Guitars tell stories. There are the well-known tales behind guitars here like the Rickenbacker, made famous by The Beatles and The Byrds, and the Ibanez Jem7V, first designed by museum advisor guitarist Steve Vai. Then there’s the SG donated by the Black Sabbath’s Tony Lommi after their last concert, the ugly Tonika EGS-650 made in the Soviet Union when American guitars were forbidden, and the Swedish Goya guitar, made in the late ‘60s from accordion parts.  

There are also a few guitars that are actual art pieces. A guitar, for example, made out of car licence plates from the various American states.

From Medieval to Metal at Whirinaki Museum Upper Hutt

From Medieval to Metal at Whirinaki Museum Upper Hutt Photo: Dianna Thomson

Guitar museum founder HP Newquist says when they established it in 2008, they found that while there were museums dedicated to teacups, ventriloquist dummies and barbed wire, there wasn’t one dedicated to the guitar.

It was the time of the global financial crisis, scuttling his plans for a brick and mortar museum at home in New York. Instead the museum has focussed on touring exhibitions, which continue to travel the world. Rather appropriate for this most portable of instruments. 

Though that doesn’t count the museum’s holding of the world’s largest playable guitar: a 43 foot V-shaped monster. It sounds awful, says Newquist, - like UFOs crashing into a mountainside. 

From Medieval to Metal at Whirinaki Museum Upper Hutt

From Medieval to Metal at Whirinaki Museum Upper Hutt Photo: Dianna Thomson

Newquist began his career as a writer on artificial intelligence back in the late 1980s and early 1990s, before going on to be editor-in-chief of Guitar magazine.
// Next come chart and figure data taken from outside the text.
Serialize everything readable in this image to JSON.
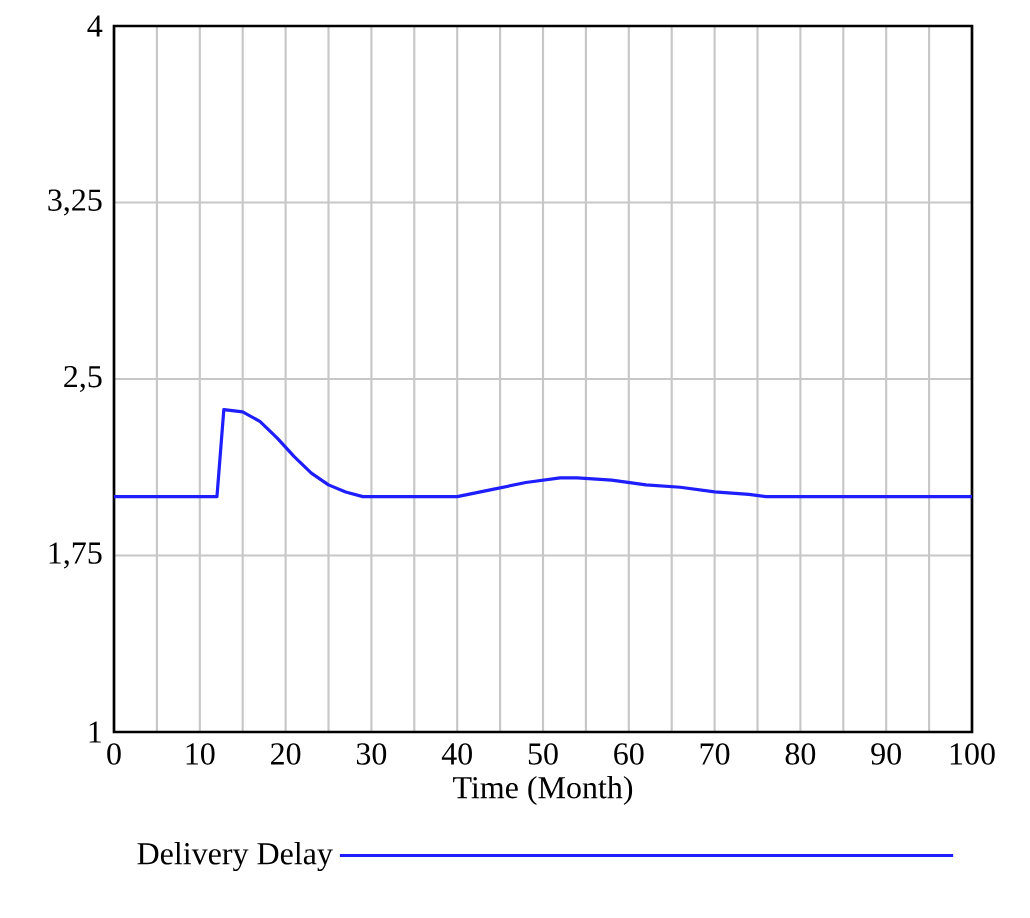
{
  "chart_data": {
    "type": "line",
    "xlabel": "Time (Month)",
    "x": [
      0,
      12,
      12.8,
      15,
      17,
      19,
      21,
      23,
      25,
      27,
      29,
      40,
      44,
      48,
      52,
      54,
      58,
      62,
      66,
      70,
      74,
      76,
      100
    ],
    "series": [
      {
        "name": "Delivery Delay",
        "color": "#1e1eff",
        "values": [
          2.0,
          2.0,
          2.37,
          2.36,
          2.32,
          2.25,
          2.17,
          2.1,
          2.05,
          2.02,
          2.0,
          2.0,
          2.03,
          2.06,
          2.08,
          2.08,
          2.07,
          2.05,
          2.04,
          2.02,
          2.01,
          2.0,
          2.0
        ]
      }
    ],
    "xlim": [
      0,
      100
    ],
    "xticks": [
      0,
      {
        "value": 5,
        "label": null
      },
      10,
      {
        "value": 15,
        "label": null
      },
      20,
      {
        "value": 25,
        "label": null
      },
      30,
      {
        "value": 35,
        "label": null
      },
      40,
      {
        "value": 45,
        "label": null
      },
      50,
      {
        "value": 55,
        "label": null
      },
      60,
      {
        "value": 65,
        "label": null
      },
      70,
      {
        "value": 75,
        "label": null
      },
      80,
      {
        "value": 85,
        "label": null
      },
      90,
      {
        "value": 95,
        "label": null
      },
      100
    ],
    "ylim": [
      1,
      4
    ],
    "yticks": [
      1,
      {
        "value": 1.75,
        "label": "1,75"
      },
      {
        "value": 2.5,
        "label": "2,5"
      },
      {
        "value": 3.25,
        "label": "3,25"
      },
      4
    ],
    "grid": true,
    "legend": "bottom",
    "marker": "none",
    "line_style": "solid"
  }
}
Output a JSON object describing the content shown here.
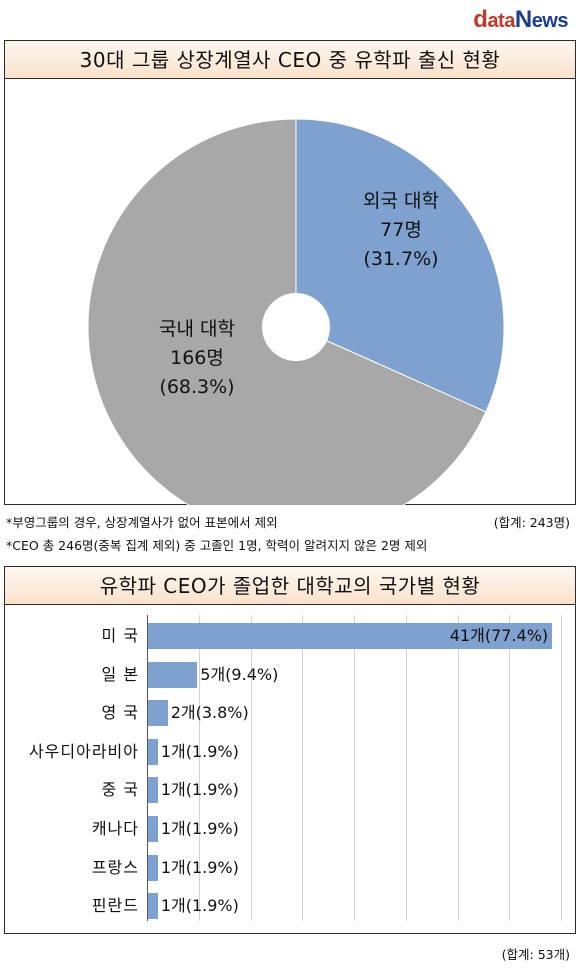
{
  "logo": {
    "d": "d",
    "ata": "ata",
    "n": "N",
    "ews": "ews"
  },
  "pie_panel": {
    "title": "30대 그룹 상장계열사 CEO 중 유학파 출신 현황"
  },
  "bar_panel": {
    "title": "유학파 CEO가 졸업한 대학교의 국가별 현황"
  },
  "notes": {
    "line1": "*부영그룹의 경우, 상장계열사가 없어 표본에서 제외",
    "total1": "(합계: 243명)",
    "line2": "*CEO 총 246명(중복 집계 제외) 중 고졸인 1명, 학력이 알려지지 않은 2명 제외",
    "total2": "(합계: 53개)"
  },
  "colors": {
    "accent": "#7ea1cf",
    "secondary": "#a8a8a8",
    "title_bg": "#fbe2cc"
  },
  "chart_data": [
    {
      "type": "pie",
      "title": "30대 그룹 상장계열사 CEO 중 유학파 출신 현황",
      "slices": [
        {
          "name": "외국 대학",
          "count": "77명",
          "pct": "(31.7%)",
          "value": 77,
          "color": "#7ea1cf"
        },
        {
          "name": "국내 대학",
          "count": "166명",
          "pct": "(68.3%)",
          "value": 166,
          "color": "#a8a8a8"
        }
      ],
      "hole": true
    },
    {
      "type": "bar",
      "orientation": "horizontal",
      "title": "유학파 CEO가 졸업한 대학교의 국가별 현황",
      "categories": [
        "미 국",
        "일 본",
        "영 국",
        "사우디아라비아",
        "중 국",
        "캐나다",
        "프랑스",
        "핀란드"
      ],
      "values": [
        41,
        5,
        2,
        1,
        1,
        1,
        1,
        1
      ],
      "labels": [
        "41개(77.4%)",
        "5개(9.4%)",
        "2개(3.8%)",
        "1개(1.9%)",
        "1개(1.9%)",
        "1개(1.9%)",
        "1개(1.9%)",
        "1개(1.9%)"
      ],
      "xlim": [
        0,
        42
      ],
      "grid": true
    }
  ]
}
A guitar player himself (“hard rock” he says is his genre of choice), he was able to harness the networks he’d made at the magazine to create a board of guitarist advisors for the museum. It includes everyone from Vai to Deep Purple’s Ritchie Blackmore.

Medieval to Metal: the Art and Evolution of the Guitar is at Whirinaki Museum in Upper Hutt until 1 September.